In taking revenge a man is but equal to his enemy, but in passing it over he is his superior.
      - [Revenge]

In the youth of a State, arms do flourish; in the middle age of a State, learning; and then both of them together for a time; in the declining age of a State mechanical arts and merchandise.
      - [Nation]

It cannot be denied but outward accidents conduce much to fortune's favor,--opportunity, death of others, occasion fitting virtue; but chiefly the mould of a man's fortune is in his own hands.
      - [Fortune]

It deserves to be considered that boldness is ever blind, for it sees not dangers and inconveniences. Whence it is bad in council though good in execution. The right use of bold persons, therefore, is that they never command in chief, but serve as seconds, under the direction of others.
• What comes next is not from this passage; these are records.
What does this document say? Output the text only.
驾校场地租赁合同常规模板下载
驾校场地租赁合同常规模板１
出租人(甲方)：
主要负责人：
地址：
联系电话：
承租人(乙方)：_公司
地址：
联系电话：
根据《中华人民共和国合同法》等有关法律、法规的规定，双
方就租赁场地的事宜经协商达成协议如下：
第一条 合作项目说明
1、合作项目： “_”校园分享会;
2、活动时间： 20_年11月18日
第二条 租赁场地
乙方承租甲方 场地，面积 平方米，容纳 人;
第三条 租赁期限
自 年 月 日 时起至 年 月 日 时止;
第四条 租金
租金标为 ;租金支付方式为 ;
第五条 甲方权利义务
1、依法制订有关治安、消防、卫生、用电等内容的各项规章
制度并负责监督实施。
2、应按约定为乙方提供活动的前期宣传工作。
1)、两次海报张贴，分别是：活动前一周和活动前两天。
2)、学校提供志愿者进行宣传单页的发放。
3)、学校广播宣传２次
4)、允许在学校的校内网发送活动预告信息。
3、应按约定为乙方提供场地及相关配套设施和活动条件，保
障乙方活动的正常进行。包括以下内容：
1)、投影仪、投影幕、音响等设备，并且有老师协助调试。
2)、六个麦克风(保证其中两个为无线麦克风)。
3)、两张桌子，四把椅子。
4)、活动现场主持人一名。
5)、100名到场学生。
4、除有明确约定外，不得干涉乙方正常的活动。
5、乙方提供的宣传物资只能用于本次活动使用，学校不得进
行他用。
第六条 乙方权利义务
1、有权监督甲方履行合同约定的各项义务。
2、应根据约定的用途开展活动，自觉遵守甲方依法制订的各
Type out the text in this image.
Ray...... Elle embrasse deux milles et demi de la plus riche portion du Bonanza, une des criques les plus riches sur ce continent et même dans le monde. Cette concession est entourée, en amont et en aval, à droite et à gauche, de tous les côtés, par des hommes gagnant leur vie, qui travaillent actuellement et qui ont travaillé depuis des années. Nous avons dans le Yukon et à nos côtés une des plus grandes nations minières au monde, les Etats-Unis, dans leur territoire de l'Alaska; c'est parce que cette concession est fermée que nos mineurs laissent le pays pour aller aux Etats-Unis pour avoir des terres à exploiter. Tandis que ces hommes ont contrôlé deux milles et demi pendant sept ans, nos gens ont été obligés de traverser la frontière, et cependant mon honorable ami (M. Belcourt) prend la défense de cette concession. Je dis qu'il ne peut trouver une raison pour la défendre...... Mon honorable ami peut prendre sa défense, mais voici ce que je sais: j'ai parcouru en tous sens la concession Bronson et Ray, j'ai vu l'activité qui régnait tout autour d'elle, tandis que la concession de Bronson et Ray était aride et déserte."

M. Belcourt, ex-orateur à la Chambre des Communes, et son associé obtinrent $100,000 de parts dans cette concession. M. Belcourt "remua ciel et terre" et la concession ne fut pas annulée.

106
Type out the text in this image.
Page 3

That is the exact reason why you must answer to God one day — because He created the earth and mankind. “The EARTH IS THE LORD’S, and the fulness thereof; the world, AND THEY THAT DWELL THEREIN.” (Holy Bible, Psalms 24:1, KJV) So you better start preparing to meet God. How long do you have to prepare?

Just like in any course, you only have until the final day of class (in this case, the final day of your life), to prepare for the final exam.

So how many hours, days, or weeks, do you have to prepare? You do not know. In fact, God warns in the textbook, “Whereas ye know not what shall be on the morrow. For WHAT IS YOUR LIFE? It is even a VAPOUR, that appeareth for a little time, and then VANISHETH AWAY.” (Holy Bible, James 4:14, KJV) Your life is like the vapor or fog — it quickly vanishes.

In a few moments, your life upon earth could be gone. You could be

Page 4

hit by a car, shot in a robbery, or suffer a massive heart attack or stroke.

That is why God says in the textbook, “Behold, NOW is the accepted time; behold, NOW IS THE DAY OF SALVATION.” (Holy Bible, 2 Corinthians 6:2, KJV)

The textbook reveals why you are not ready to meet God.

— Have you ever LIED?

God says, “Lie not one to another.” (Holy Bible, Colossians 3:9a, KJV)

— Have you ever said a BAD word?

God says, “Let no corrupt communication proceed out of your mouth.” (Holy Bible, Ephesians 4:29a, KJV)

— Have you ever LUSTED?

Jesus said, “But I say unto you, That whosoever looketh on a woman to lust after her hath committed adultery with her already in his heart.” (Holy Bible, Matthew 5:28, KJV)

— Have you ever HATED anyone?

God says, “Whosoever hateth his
For in council it is good to see dangers, and in execution not to see them unless they are very great.
      - [Boldness]

It had been hard to have put more truth and untruth together in a few words than in that speech, "Whosoever is delighted with solitude is either a wild beast or a god."
      - [Solitude]

It hath been well said that the archflatterer, with whom all the petty flatterers have intelligence, is a man's self.
      - [Flattery]

It is a good point of cunning for a man to shape the answer he would have in his own words and propositions, for it makes the other party stick the less.
      - [Cunning]

It is a mere and miserable solitude to want true friends, without which the world is but a wilderness; and even in this scene also of solitude, whosoever in the frame of his nature and affections is unfit for friendship he taketh it of the beast, and not from humanity.
      - [Friends]

It is a revered thing to see an ancient castle not in decay; how much more to behold an ancient family which have stood against the waves and weathers of time!
      - [Ancestry]

It is good discretion not to make too much of any man at the first; because one cannot hold out that proportion.
      - [Acquaintances : Associates]

It is most true that a natural and secret hatred and aversation towards society, in any man, hath somewhat of the savage beast.
      - [Society]

It is said of untrue valor that some men's valors are in the eyes of them that look on.
      - [Valor]

It is scarce possible at once to admire and excel an author, as water rises no higher than the reservoir it falls from.
      - [Authors : Emulation]

It is seldom that beautiful persona are otherwise of great virtue.
      - [Beauty]

It is the nature of extreme self-lovers as they will set an house on fire and it were but to roast their eggs.
      - [Self-love]

It is without all controversy that learning doth make the minds of men gentle, amiable, and pliant to government; whereas ignorance makes them churlish, thwarting, and mutinous; and the evidence of time doth clear this assertion, considering that the most barbarous, rude, and unlearned times have been most subject to tumults, seditions, and changes.
      - [Learning]

It was well said that envy keeps no holidays.
      - [Envy]

It were better to have no opinion of God at all than such an opinion as is unworthy of Him; for the one is unbelief, and the other is contumely; and certainly superstition is the reproach of the Deity.
      - [God]

It will be found a work of no small difficulty to dispossess a vice from the heart, where long possession begins to plead prescription.
      - [Vice]

Judges must beware of hard constructions and strained inferences, for there is no worse torture than that of laws.
      - [Judges]

Knowledge is not a shop for profit or sale, but a rich storehouse for the glory of the Creator, and the relief of men's estate.
      - [Knowledge]

Knowledge is power.
      - paraphrase, sometimes attributed to Thomas Hobbes
        [Knowledge : Proverbs]

Let him be sure to leave men their turn to speak.
      - [Speech]

Logic differeth from rhetoric as the fist from the palm; the one close, the other at large.